Berdasarkan Keputusan Menteri Hukum dan HAM HKI.02/2016, tarif royalti yang harus dibayarkan oleh pelaku usaha bervariasi tergantung jenis usahanya.

Untuk restoran dan kafe, royalti yang dikenakan adalah sebesar Rp60.000 per kursi per tahun untuk pencipta lagu, dan Rp60.000 per kursi per tahun untuk hak terkait.

Sementara itu, pub, bar, dan bistro dikenai tarif royalti sebesar Rp180.000 per meter persegi per tahun untuk masing-masing kategori—baik pencipta lagu maupun hak terkait.

Adapun untuk diskotek dan klub malam, tarifnya mencapai Rp250.000 per meter persegi per tahun untuk royalti pencipta lagu dan Rp180.000 per meter persegi per tahun untuk hak terkait.

Pembayaran royalti dilakukan minimal satu kali dalam setahun dan dapat diurus secara daring melalui situs resmi LMKN.

Kebijakan ini berlaku untuk semua bentuk pemanfaatan musik dan rekaman suara, mulai dari speaker internal, live music, hingga pemutaran digital.

Kepala Dinas Koperasi dan UMKM DIY, Sri Nurkyatsiwi, mengakui bahwa kebijakan ini akan berdampak langsung pada pelaku usaha kecil, terutama coffee shop atau tempat usaha yang menjadikan musik sebagai bagian dari suasana.

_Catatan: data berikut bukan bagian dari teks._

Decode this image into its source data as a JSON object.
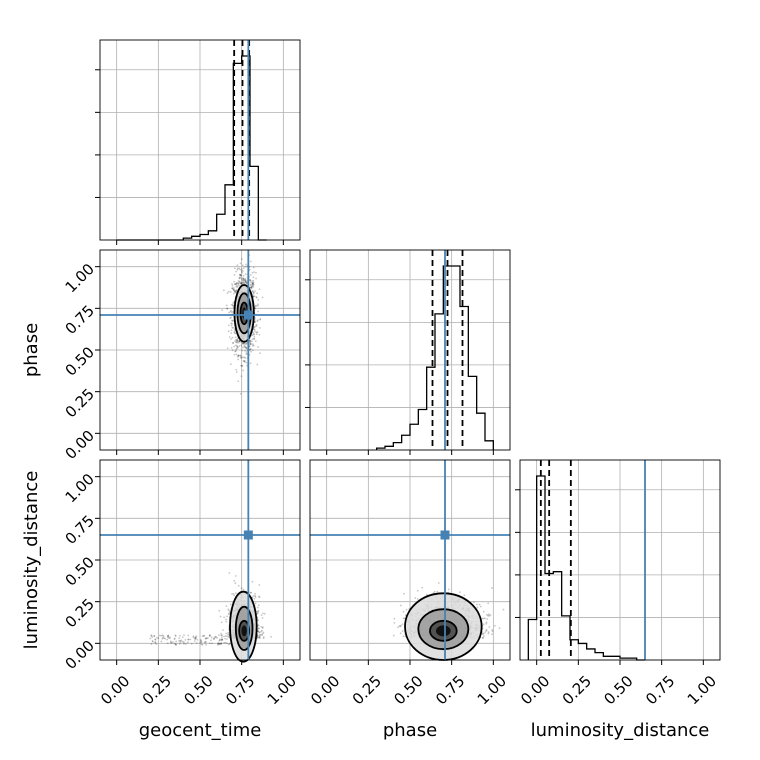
{
  "chart_data": {
    "type": "corner",
    "parameters": [
      "geocent_time",
      "phase",
      "luminosity_distance"
    ],
    "axis_range": [
      -0.1,
      1.1
    ],
    "tick_values": [
      0.0,
      0.25,
      0.5,
      0.75,
      1.0
    ],
    "tick_labels": [
      "0.00",
      "0.25",
      "0.50",
      "0.75",
      "1.00"
    ],
    "grid": true,
    "truth_color": "#4682b4",
    "truths": {
      "geocent_time": 0.79,
      "phase": 0.71,
      "luminosity_distance": 0.65
    },
    "histograms": [
      {
        "parameter": "geocent_time",
        "bin_edges": [
          0.0,
          0.05,
          0.1,
          0.15,
          0.2,
          0.25,
          0.3,
          0.35,
          0.4,
          0.45,
          0.5,
          0.55,
          0.6,
          0.65,
          0.7,
          0.75,
          0.8,
          0.85,
          0.9
        ],
        "counts": [
          0,
          0,
          0,
          0,
          0,
          0,
          0,
          0,
          1,
          2,
          3,
          5,
          14,
          30,
          96,
          100,
          40,
          0
        ],
        "quantiles": [
          0.705,
          0.755,
          0.795
        ]
      },
      {
        "parameter": "phase",
        "bin_edges": [
          0.3,
          0.35,
          0.4,
          0.45,
          0.5,
          0.55,
          0.6,
          0.65,
          0.7,
          0.75,
          0.8,
          0.85,
          0.9,
          0.95,
          1.0
        ],
        "counts": [
          1,
          2,
          4,
          8,
          14,
          22,
          45,
          74,
          100,
          100,
          78,
          40,
          20,
          5
        ],
        "quantiles": [
          0.635,
          0.725,
          0.815
        ]
      },
      {
        "parameter": "luminosity_distance",
        "bin_edges": [
          -0.05,
          0.0,
          0.05,
          0.1,
          0.15,
          0.2,
          0.25,
          0.3,
          0.35,
          0.4,
          0.45,
          0.5,
          0.55,
          0.6,
          0.65
        ],
        "counts": [
          22,
          100,
          47,
          48,
          24,
          11,
          9,
          6,
          4,
          2,
          2,
          1,
          1,
          0
        ],
        "quantiles": [
          0.025,
          0.075,
          0.205
        ]
      }
    ],
    "panels_2d": [
      {
        "x": "geocent_time",
        "y": "phase",
        "center": [
          0.765,
          0.72
        ],
        "spread": [
          0.035,
          0.12
        ],
        "contours": [
          {
            "cx": 0.765,
            "cy": 0.72,
            "rx": 0.058,
            "ry": 0.17
          },
          {
            "cx": 0.765,
            "cy": 0.72,
            "rx": 0.04,
            "ry": 0.12
          },
          {
            "cx": 0.765,
            "cy": 0.72,
            "rx": 0.022,
            "ry": 0.065
          }
        ]
      },
      {
        "x": "geocent_time",
        "y": "luminosity_distance",
        "center": [
          0.765,
          0.07
        ],
        "spread": [
          0.045,
          0.11
        ],
        "contours": [
          {
            "cx": 0.76,
            "cy": 0.1,
            "rx": 0.08,
            "ry": 0.21
          },
          {
            "cx": 0.765,
            "cy": 0.09,
            "rx": 0.05,
            "ry": 0.13
          },
          {
            "cx": 0.765,
            "cy": 0.075,
            "rx": 0.03,
            "ry": 0.06
          }
        ]
      },
      {
        "x": "phase",
        "y": "luminosity_distance",
        "center": [
          0.71,
          0.07
        ],
        "spread": [
          0.11,
          0.1
        ],
        "contours": [
          {
            "cx": 0.7,
            "cy": 0.1,
            "rx": 0.23,
            "ry": 0.2
          },
          {
            "cx": 0.7,
            "cy": 0.085,
            "rx": 0.15,
            "ry": 0.12
          },
          {
            "cx": 0.7,
            "cy": 0.075,
            "rx": 0.08,
            "ry": 0.06
          }
        ]
      }
    ]
  }
}
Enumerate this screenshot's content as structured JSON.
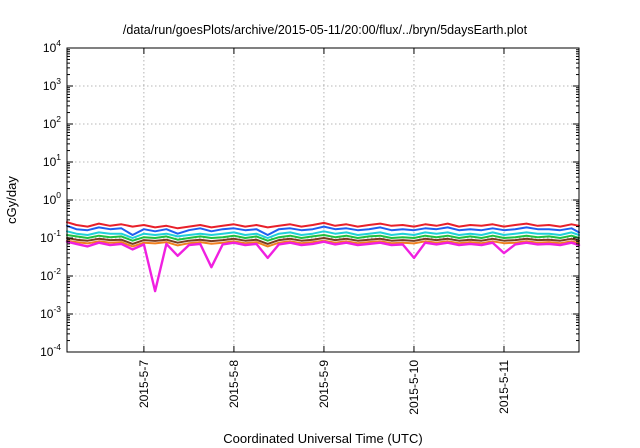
{
  "chart_data": {
    "type": "line",
    "title": "/data/run/goesPlots/archive/2015-05-11/20:00/flux/../bryn/5daysEarth.plot",
    "xlabel": "Coordinated Universal Time (UTC)",
    "ylabel": "cGy/day",
    "yscale": "log",
    "ylim": [
      0.0001,
      10000
    ],
    "xlim": [
      "2015-05-06T03:30",
      "2015-05-11T20:00"
    ],
    "grid": true,
    "x_ticks": [
      {
        "date": "2015-05-07",
        "label": "2015-5-7"
      },
      {
        "date": "2015-05-08",
        "label": "2015-5-8"
      },
      {
        "date": "2015-05-09",
        "label": "2015-5-9"
      },
      {
        "date": "2015-05-10",
        "label": "2015-5-10"
      },
      {
        "date": "2015-05-11",
        "label": "2015-5-11"
      }
    ],
    "y_ticks": [
      {
        "value": 0.0001,
        "base": "10",
        "exp": "-4"
      },
      {
        "value": 0.001,
        "base": "10",
        "exp": "-3"
      },
      {
        "value": 0.01,
        "base": "10",
        "exp": "-2"
      },
      {
        "value": 0.1,
        "base": "10",
        "exp": "-1"
      },
      {
        "value": 1,
        "base": "10",
        "exp": "0"
      },
      {
        "value": 10,
        "base": "10",
        "exp": "1"
      },
      {
        "value": 100,
        "base": "10",
        "exp": "2"
      },
      {
        "value": 1000,
        "base": "10",
        "exp": "3"
      },
      {
        "value": 10000,
        "base": "10",
        "exp": "4"
      }
    ],
    "x": [
      "2015-05-06T03:30",
      "2015-05-06T06:00",
      "2015-05-06T09:00",
      "2015-05-06T12:00",
      "2015-05-06T15:00",
      "2015-05-06T18:00",
      "2015-05-06T21:00",
      "2015-05-07T00:00",
      "2015-05-07T03:00",
      "2015-05-07T06:00",
      "2015-05-07T09:00",
      "2015-05-07T12:00",
      "2015-05-07T15:00",
      "2015-05-07T18:00",
      "2015-05-07T21:00",
      "2015-05-08T00:00",
      "2015-05-08T03:00",
      "2015-05-08T06:00",
      "2015-05-08T09:00",
      "2015-05-08T12:00",
      "2015-05-08T15:00",
      "2015-05-08T18:00",
      "2015-05-08T21:00",
      "2015-05-09T00:00",
      "2015-05-09T03:00",
      "2015-05-09T06:00",
      "2015-05-09T09:00",
      "2015-05-09T12:00",
      "2015-05-09T15:00",
      "2015-05-09T18:00",
      "2015-05-09T21:00",
      "2015-05-10T00:00",
      "2015-05-10T03:00",
      "2015-05-10T06:00",
      "2015-05-10T09:00",
      "2015-05-10T12:00",
      "2015-05-10T15:00",
      "2015-05-10T18:00",
      "2015-05-10T21:00",
      "2015-05-11T00:00",
      "2015-05-11T03:00",
      "2015-05-11T06:00",
      "2015-05-11T09:00",
      "2015-05-11T12:00",
      "2015-05-11T15:00",
      "2015-05-11T18:00",
      "2015-05-11T20:00"
    ],
    "series": [
      {
        "color": "#e8202a",
        "values": [
          0.26,
          0.22,
          0.2,
          0.24,
          0.21,
          0.23,
          0.2,
          0.22,
          0.19,
          0.21,
          0.18,
          0.2,
          0.22,
          0.19,
          0.21,
          0.23,
          0.2,
          0.22,
          0.19,
          0.21,
          0.23,
          0.2,
          0.22,
          0.25,
          0.21,
          0.23,
          0.2,
          0.22,
          0.24,
          0.21,
          0.22,
          0.2,
          0.23,
          0.21,
          0.24,
          0.2,
          0.22,
          0.21,
          0.23,
          0.2,
          0.22,
          0.24,
          0.21,
          0.22,
          0.2,
          0.23,
          0.21
        ]
      },
      {
        "color": "#2060f0",
        "values": [
          0.21,
          0.17,
          0.16,
          0.19,
          0.17,
          0.18,
          0.12,
          0.17,
          0.15,
          0.17,
          0.13,
          0.16,
          0.18,
          0.15,
          0.17,
          0.18,
          0.16,
          0.17,
          0.12,
          0.17,
          0.18,
          0.16,
          0.17,
          0.2,
          0.17,
          0.18,
          0.16,
          0.17,
          0.19,
          0.16,
          0.17,
          0.16,
          0.18,
          0.17,
          0.19,
          0.16,
          0.17,
          0.16,
          0.18,
          0.16,
          0.17,
          0.19,
          0.17,
          0.17,
          0.16,
          0.18,
          0.14
        ]
      },
      {
        "color": "#20d0d8",
        "values": [
          0.15,
          0.13,
          0.12,
          0.14,
          0.13,
          0.13,
          0.1,
          0.13,
          0.12,
          0.13,
          0.11,
          0.12,
          0.13,
          0.12,
          0.13,
          0.14,
          0.12,
          0.13,
          0.1,
          0.13,
          0.14,
          0.12,
          0.13,
          0.15,
          0.13,
          0.14,
          0.12,
          0.13,
          0.14,
          0.12,
          0.13,
          0.12,
          0.14,
          0.13,
          0.14,
          0.12,
          0.13,
          0.12,
          0.14,
          0.12,
          0.13,
          0.14,
          0.13,
          0.13,
          0.12,
          0.14,
          0.12
        ]
      },
      {
        "color": "#20c040",
        "values": [
          0.12,
          0.11,
          0.1,
          0.115,
          0.105,
          0.11,
          0.085,
          0.105,
          0.1,
          0.11,
          0.09,
          0.1,
          0.11,
          0.1,
          0.105,
          0.115,
          0.1,
          0.11,
          0.085,
          0.105,
          0.115,
          0.1,
          0.11,
          0.12,
          0.105,
          0.115,
          0.1,
          0.11,
          0.115,
          0.1,
          0.105,
          0.1,
          0.115,
          0.105,
          0.115,
          0.1,
          0.11,
          0.1,
          0.115,
          0.1,
          0.105,
          0.115,
          0.105,
          0.11,
          0.1,
          0.115,
          0.1
        ]
      },
      {
        "color": "#7a3c20",
        "values": [
          0.1,
          0.09,
          0.085,
          0.095,
          0.088,
          0.09,
          0.07,
          0.088,
          0.084,
          0.09,
          0.075,
          0.085,
          0.09,
          0.083,
          0.088,
          0.095,
          0.085,
          0.09,
          0.07,
          0.088,
          0.095,
          0.085,
          0.09,
          0.1,
          0.088,
          0.095,
          0.085,
          0.09,
          0.095,
          0.085,
          0.088,
          0.084,
          0.095,
          0.088,
          0.095,
          0.085,
          0.09,
          0.085,
          0.095,
          0.085,
          0.088,
          0.095,
          0.088,
          0.09,
          0.085,
          0.095,
          0.085
        ]
      },
      {
        "color": "#f08020",
        "values": [
          0.085,
          0.078,
          0.072,
          0.082,
          0.075,
          0.078,
          0.06,
          0.075,
          0.072,
          0.078,
          0.064,
          0.073,
          0.078,
          0.071,
          0.075,
          0.082,
          0.073,
          0.078,
          0.06,
          0.075,
          0.082,
          0.073,
          0.078,
          0.085,
          0.075,
          0.082,
          0.073,
          0.078,
          0.082,
          0.073,
          0.075,
          0.072,
          0.082,
          0.075,
          0.082,
          0.073,
          0.078,
          0.073,
          0.082,
          0.073,
          0.075,
          0.082,
          0.075,
          0.078,
          0.073,
          0.082,
          0.073
        ]
      },
      {
        "color": "#f020e0",
        "values": [
          0.08,
          0.07,
          0.06,
          0.075,
          0.065,
          0.07,
          0.05,
          0.068,
          0.004,
          0.07,
          0.034,
          0.065,
          0.07,
          0.017,
          0.068,
          0.075,
          0.065,
          0.07,
          0.03,
          0.068,
          0.075,
          0.065,
          0.07,
          0.08,
          0.068,
          0.075,
          0.065,
          0.07,
          0.075,
          0.065,
          0.068,
          0.03,
          0.075,
          0.068,
          0.075,
          0.065,
          0.07,
          0.065,
          0.075,
          0.04,
          0.068,
          0.075,
          0.068,
          0.07,
          0.065,
          0.075,
          0.065
        ]
      }
    ]
  }
}
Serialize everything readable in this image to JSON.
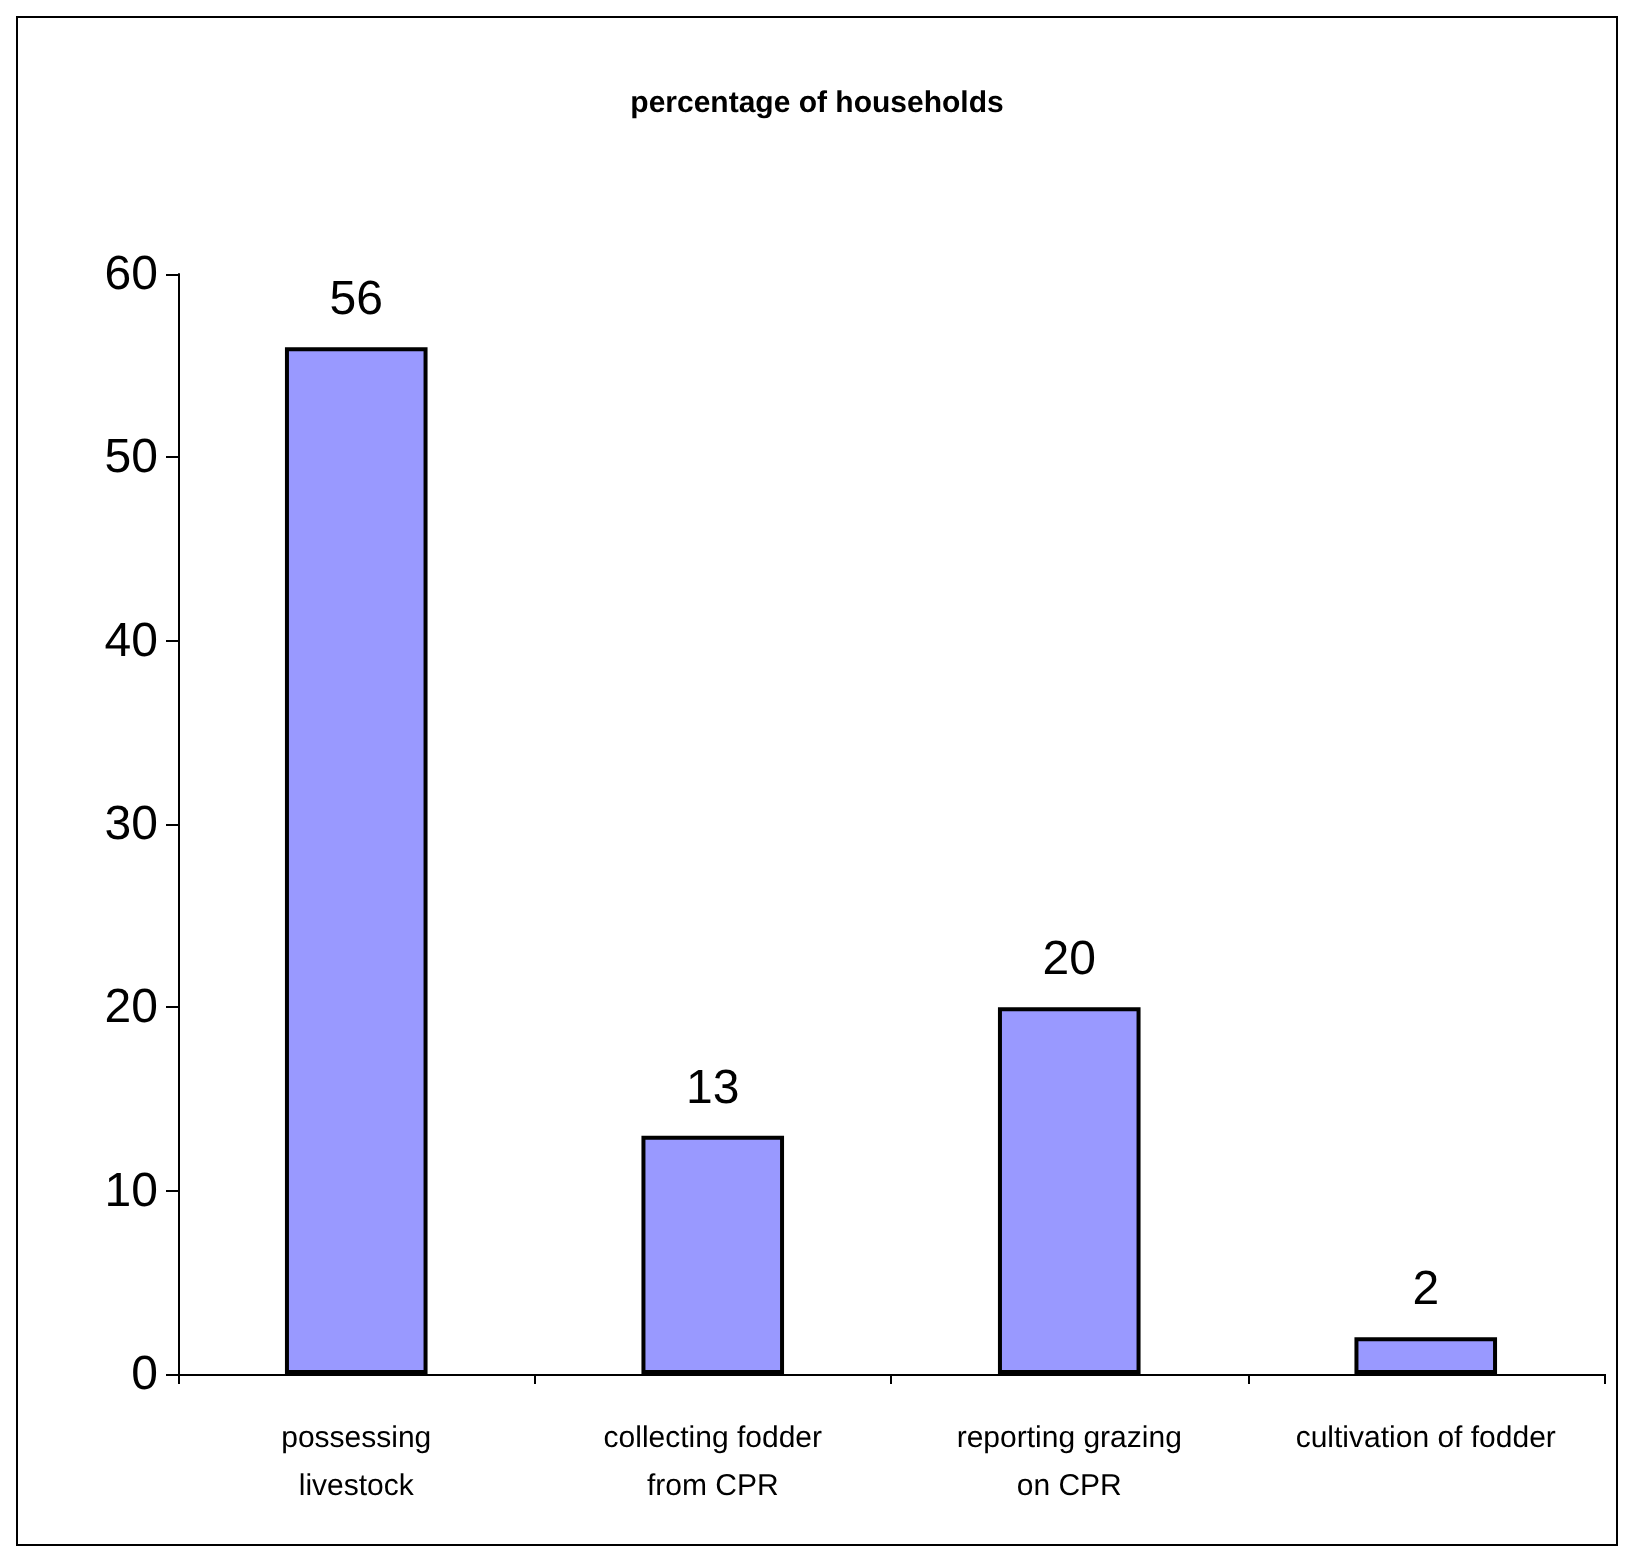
{
  "chart_data": {
    "type": "bar",
    "title": "percentage of households",
    "categories": [
      "possessing\nlivestock",
      "collecting fodder\nfrom CPR",
      "reporting grazing\non CPR",
      "cultivation of fodder"
    ],
    "values": [
      56,
      13,
      20,
      2
    ],
    "color": "#9999ff",
    "ylim": [
      0,
      60
    ],
    "yticks": [
      0,
      10,
      20,
      30,
      40,
      50,
      60
    ],
    "grid": false,
    "data_labels": true
  }
}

“Ya, tentunya hal seperti ini tidak bisa terjadi secara tiba-tiba tanpa ada penyesuaian. Dalam setiap perubahan pasti ada resistensi, ada rasa kegamangan,” ujar Sri Nurkyatsiwi.

Ia menekankan bahwa tidak semua lagu dikenai royalti, karena ada lagu-lagu yang bebas lisensi atau masuk kategori

‘free copyright.’

“Sebetulnya ini perlu didudukkan bersama. Kita juga harus menghormati hak cipta, hak moral, dan hak ekonomi dari para musisi. Mereka ini juga termasuk pelaku UMKM di sektor jasa,” tambahnya.

Menurutnya, penciptaan lagu oleh musisi juga bertujuan untuk memperoleh penghasilan, sebagaimana pelaku UMKM menciptakan produk.

“Kalau musik itu diputar untuk aktivitas yang bukan bersifat bisnis, tentu masih memungkinkan. Tapi yang dikenai aturan royalti itu adalah penggunaan dalam aktivitas komersial atau bisnis,” jelasnya.

Alih-alih melihat kebijakan ini semata sebagai beban, Siwi mengajak pelaku UMKM melihat potensi kolaborasi. Menurutnya, penggiat musik bisa menciptakan lagu-lagu yang memang dirancang untuk digunakan di ruang usaha komersial.

“Sebenarnya ini bisa menjadi peluang juga. Para penggiat musik bisa menciptakan lagu-lagu yang memang cocok diputar di tempat-tempat usaha. Ini bisa jadi kolaborasi yang saling menguntungkan,” ujarnya.

Ia menilai polemik yang muncul adalah hal yang wajar, namun yakin solusi akan ditemukan sepanjang ada komunikasi terbuka antara pihak-pihak terkait.


Pemerintah Fasilitasi Pendaftaran Hak Cipta

Pemerintah, kata Siwi, telah menyediakan sejumlah program untuk memfasilitasi pendaftaran hak cipta melalui anggaran APBD maupun APBN.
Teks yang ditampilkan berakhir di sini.